Posted by: Gee ( si ) on September 29, 1999 at 15:27:38:

In Reply to: Circulation posted by Barry Stoller on September 29, 1999 at 14:09:29:

The circulation sphere has been growing larger and larger since the universalization of computers. Our so-called information technology (as it pertains primarily to Dept. 1) is nothing more than an added layer of circulation costs required to realize the final sale of commodities. (These costs come out of production costs---and are presented as a 'discount' to retailers; they do not add to the final value of the product, however, thus they cannot be 'passed on' to the final consumer.) Once upon a time a businessperson made a sale without the highly developed network of computers and computer-based services ubiquitous today.

Now these things must be added to the list of constant capital---which, of course, reduces the previous 'dependence' upon variable capital (and seemingly all the 'labor hassles' that come with it).

With me so far?

So erm..... business tends to be capital intensive now. If you dont have the IT goodies you cant meet client demanda to their satisfaction relative to others who do have IT goodies.

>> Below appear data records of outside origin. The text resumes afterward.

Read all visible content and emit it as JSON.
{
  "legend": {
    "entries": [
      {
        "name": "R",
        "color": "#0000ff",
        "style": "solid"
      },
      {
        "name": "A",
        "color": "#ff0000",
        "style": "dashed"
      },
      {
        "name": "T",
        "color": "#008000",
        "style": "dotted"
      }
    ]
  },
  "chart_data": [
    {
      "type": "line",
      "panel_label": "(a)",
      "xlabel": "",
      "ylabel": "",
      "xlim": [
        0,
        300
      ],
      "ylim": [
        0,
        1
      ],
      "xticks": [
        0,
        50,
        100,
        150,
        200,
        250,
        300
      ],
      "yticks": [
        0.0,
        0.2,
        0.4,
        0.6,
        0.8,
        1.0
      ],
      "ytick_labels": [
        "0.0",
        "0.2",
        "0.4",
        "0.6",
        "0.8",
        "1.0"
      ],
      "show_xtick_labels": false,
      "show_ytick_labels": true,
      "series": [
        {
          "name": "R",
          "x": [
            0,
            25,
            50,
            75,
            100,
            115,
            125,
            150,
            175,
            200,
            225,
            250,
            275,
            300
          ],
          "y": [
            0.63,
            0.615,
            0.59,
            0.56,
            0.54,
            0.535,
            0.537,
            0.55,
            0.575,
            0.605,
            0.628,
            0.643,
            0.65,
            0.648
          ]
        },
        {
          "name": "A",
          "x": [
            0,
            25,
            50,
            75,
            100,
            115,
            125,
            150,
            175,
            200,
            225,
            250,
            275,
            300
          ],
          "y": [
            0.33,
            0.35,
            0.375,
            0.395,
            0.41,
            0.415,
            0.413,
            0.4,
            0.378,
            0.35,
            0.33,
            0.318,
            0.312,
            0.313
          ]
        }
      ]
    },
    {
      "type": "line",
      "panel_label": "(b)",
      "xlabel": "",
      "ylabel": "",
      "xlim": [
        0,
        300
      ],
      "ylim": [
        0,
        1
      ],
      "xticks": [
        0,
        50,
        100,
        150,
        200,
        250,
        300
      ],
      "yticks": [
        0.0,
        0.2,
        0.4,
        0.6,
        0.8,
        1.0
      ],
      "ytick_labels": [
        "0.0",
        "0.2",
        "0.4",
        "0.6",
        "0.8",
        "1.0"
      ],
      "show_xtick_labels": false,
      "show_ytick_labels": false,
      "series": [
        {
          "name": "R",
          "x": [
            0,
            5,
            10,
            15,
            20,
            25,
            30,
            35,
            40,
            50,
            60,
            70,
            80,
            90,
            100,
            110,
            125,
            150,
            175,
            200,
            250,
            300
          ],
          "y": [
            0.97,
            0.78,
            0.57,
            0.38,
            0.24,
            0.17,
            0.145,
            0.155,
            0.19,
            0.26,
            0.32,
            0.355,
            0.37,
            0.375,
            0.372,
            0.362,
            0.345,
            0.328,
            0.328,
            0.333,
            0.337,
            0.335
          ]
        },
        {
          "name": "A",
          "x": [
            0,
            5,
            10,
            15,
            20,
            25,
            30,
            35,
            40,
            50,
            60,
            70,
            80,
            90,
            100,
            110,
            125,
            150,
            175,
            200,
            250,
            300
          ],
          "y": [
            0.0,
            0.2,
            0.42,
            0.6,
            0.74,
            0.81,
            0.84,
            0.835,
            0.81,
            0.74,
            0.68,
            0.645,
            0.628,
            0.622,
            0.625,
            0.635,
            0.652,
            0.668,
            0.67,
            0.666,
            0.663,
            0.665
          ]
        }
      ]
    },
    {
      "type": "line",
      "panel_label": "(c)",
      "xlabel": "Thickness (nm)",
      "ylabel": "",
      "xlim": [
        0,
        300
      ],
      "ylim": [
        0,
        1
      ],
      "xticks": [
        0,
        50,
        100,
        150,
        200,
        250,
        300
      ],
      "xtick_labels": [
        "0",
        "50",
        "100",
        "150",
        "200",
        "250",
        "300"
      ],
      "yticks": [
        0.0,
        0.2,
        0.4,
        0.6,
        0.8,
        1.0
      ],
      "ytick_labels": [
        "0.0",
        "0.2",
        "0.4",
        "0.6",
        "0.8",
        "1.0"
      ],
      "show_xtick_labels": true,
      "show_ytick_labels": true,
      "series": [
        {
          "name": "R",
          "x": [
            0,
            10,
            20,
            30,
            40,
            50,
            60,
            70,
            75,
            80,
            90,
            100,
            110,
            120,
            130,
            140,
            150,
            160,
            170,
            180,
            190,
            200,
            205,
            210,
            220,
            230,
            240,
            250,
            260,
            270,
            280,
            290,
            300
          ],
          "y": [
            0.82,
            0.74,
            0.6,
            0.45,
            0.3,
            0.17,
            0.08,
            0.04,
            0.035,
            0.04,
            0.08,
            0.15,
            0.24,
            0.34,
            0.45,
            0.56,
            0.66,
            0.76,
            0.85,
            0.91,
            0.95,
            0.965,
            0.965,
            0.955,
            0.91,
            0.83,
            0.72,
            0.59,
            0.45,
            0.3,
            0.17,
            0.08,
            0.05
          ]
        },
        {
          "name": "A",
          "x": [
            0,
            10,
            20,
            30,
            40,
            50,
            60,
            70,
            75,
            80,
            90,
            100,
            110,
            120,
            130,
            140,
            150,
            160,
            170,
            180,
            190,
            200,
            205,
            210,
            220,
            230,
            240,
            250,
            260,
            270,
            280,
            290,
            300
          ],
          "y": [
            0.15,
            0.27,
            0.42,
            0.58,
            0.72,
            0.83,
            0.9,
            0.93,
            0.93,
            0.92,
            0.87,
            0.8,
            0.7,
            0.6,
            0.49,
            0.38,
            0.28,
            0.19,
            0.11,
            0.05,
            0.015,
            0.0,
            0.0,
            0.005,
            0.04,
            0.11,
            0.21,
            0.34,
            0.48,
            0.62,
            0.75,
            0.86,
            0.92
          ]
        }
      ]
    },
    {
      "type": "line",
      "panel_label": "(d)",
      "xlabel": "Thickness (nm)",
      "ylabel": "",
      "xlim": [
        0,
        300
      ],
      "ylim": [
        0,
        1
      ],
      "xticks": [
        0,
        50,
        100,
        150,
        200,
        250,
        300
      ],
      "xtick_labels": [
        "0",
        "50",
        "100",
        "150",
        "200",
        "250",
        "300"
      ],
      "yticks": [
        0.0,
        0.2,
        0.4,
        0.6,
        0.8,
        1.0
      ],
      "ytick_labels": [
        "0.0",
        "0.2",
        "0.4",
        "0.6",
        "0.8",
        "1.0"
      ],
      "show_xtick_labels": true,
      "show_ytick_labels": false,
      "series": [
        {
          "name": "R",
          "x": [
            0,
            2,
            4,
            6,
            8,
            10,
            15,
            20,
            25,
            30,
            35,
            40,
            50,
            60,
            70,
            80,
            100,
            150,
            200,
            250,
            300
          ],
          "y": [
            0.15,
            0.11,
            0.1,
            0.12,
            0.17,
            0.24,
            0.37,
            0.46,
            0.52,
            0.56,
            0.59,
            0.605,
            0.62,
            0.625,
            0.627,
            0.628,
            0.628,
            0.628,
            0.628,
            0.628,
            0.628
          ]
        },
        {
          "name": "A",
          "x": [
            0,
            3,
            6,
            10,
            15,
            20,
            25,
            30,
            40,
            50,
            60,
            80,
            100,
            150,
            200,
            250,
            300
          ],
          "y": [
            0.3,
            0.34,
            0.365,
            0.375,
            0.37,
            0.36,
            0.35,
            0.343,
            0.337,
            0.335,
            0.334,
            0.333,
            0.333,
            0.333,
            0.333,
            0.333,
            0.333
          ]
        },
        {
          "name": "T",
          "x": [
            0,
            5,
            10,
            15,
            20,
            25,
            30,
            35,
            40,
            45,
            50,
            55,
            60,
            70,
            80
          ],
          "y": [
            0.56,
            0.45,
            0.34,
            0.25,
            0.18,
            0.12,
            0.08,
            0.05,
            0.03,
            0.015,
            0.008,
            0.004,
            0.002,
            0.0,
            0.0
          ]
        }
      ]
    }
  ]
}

The notion that 'workers spend what they get. and capitalists get what they spend' suggests that capitalist are getting less and less, because less and less is going to workers, as more and more is going into so called 'dead labor'.

Capital intensive companies should be dying like flies. Except theyre growing like summer flowers.

Whats goin on? Dead labor is worth alot more in its ability to be wealth creating alongside 'live labor' users than was ever its exchange value. A machine costs 10 spades but does the work of 1000 etc. The scope of wealth creation does continue to increase, for as many moments as we can ominously say "for the moment". The living standard of said workers contines to 'drop' as evidenced by ever (in general) relatively cheaper goods, more access to mass communications, medicine, cheaper holidays, better housing, safer everything, massive entertainment capacity, increasing actual leisure time, labor saving devices (linked to the leisure time increase) and so forth, all things I have actually heard people have the gall to disparage as 'trinkets'.

Who is getting the benefit of those thinner profit slices per $ capital? the above.

Where shall we throw our Sabot next?